In legally and organizationally primitive contexts, like premodern governments or Big Vinny's extralegal lending operation, you do see unproductive means used(debtor's prisons, kneecapping, death); because there simply isn't a way of keeping a debtor on the hook otherwise. In some premodern society where you can move a few towns over and nobody's ever heard of you, playing collections agent is unrewarding. If the loan was extended off the books and doesn't legally exist, your ability to get it paid back by anything other than extralegal means is similarly curtailed.

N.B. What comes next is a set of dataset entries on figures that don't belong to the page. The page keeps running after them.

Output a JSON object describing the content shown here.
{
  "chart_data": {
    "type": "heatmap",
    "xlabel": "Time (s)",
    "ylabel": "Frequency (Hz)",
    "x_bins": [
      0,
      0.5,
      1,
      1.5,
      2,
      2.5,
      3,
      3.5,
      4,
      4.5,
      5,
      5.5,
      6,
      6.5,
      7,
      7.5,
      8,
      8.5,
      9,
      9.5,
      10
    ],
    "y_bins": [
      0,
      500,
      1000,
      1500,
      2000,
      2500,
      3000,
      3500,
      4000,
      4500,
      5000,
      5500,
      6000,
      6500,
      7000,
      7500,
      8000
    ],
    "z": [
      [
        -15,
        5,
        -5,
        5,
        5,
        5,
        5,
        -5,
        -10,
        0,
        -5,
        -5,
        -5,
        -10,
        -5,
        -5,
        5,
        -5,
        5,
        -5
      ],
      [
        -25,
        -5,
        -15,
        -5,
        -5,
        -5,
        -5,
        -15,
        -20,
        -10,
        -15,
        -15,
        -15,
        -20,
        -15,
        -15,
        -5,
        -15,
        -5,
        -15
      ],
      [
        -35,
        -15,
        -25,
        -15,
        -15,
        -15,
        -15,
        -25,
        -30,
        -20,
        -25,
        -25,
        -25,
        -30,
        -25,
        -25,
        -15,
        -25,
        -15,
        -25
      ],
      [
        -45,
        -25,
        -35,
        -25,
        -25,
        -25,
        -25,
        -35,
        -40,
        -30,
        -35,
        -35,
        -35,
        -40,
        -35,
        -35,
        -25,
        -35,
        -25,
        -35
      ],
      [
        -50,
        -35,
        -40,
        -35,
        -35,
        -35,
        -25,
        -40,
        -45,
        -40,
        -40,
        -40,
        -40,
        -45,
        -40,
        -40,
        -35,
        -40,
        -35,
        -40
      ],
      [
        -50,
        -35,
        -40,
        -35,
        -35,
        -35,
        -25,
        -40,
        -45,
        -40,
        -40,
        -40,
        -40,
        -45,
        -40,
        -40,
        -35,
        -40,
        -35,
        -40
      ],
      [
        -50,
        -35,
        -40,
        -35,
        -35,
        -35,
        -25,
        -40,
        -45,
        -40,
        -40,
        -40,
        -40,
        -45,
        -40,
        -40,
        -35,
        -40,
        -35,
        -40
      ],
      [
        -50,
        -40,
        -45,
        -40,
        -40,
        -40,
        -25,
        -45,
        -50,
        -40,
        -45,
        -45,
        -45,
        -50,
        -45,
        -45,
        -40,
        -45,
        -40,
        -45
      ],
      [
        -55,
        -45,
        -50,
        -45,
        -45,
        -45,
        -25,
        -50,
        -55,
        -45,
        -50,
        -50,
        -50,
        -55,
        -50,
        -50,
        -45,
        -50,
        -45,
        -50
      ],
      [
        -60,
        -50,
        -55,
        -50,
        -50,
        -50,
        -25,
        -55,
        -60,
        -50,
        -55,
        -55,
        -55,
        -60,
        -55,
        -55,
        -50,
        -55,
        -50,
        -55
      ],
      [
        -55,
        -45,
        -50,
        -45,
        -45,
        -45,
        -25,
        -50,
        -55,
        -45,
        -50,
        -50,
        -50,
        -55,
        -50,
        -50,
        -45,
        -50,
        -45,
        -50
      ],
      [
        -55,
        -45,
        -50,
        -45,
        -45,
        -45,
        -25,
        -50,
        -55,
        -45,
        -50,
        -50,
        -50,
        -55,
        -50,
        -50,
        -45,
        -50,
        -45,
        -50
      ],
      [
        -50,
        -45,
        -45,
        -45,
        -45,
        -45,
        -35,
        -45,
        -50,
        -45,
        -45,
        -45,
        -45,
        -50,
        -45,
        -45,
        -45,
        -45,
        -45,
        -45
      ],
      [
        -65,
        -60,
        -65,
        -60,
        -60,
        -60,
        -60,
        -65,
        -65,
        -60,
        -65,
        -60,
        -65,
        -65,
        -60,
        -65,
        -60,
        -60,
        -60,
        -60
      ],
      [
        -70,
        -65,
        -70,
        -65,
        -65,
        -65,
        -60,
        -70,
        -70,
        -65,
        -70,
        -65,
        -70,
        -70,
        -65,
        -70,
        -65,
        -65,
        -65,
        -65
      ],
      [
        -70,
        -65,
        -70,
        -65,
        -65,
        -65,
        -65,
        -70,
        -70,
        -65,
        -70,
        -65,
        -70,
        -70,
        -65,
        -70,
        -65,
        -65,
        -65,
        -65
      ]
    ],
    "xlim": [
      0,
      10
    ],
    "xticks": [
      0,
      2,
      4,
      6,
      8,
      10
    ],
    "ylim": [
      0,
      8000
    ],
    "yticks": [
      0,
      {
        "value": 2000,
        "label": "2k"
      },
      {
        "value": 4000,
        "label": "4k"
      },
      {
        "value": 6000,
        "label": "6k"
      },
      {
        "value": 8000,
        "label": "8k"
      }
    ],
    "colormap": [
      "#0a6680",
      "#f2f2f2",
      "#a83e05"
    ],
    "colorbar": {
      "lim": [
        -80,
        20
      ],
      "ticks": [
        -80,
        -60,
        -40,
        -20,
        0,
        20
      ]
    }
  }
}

The ideal situation, for the lender, is one where the target's earning capacity is not impaired, so they'll be able to pay as much as possible; but where they find it either impossible or undesirable to just walk away from the situation. In the case of debt peonage, the debtors are usually at approximately slave levels of human capital investment anyway, so punitive measures don't reduce their(already miserable) earning capacity much; but in almost all cases of better qualified debtors, you really want to touch them as little as possible; but make it impossible to walk away from the debt.
A nice, functional, modern bureaucracy is perfect for that. Without a valid ID that correlates to a suitable history of references, educational credentials, clean criminal record, etc. your life gets a hell of a lot more difficult, and probably poorer, even if you can evade any formal state action against impersonation/non-documented-persons. This provides a considerable incentive to remain at the table; and makes it relatively hard to escape your past. Why shove somebody who owes you money out of that place(where they can still hold a job and make payments, and have a lot to lose if they try to fake their own death or something) and into the underground economy, where they'll probably earn next to nothing and have much less interaction with formalized institutions?
The ability to keep tabs on people across time and place, without necessarily imprisoning or killing them, is about the biggest advance in history for anyone looking to profit from credit.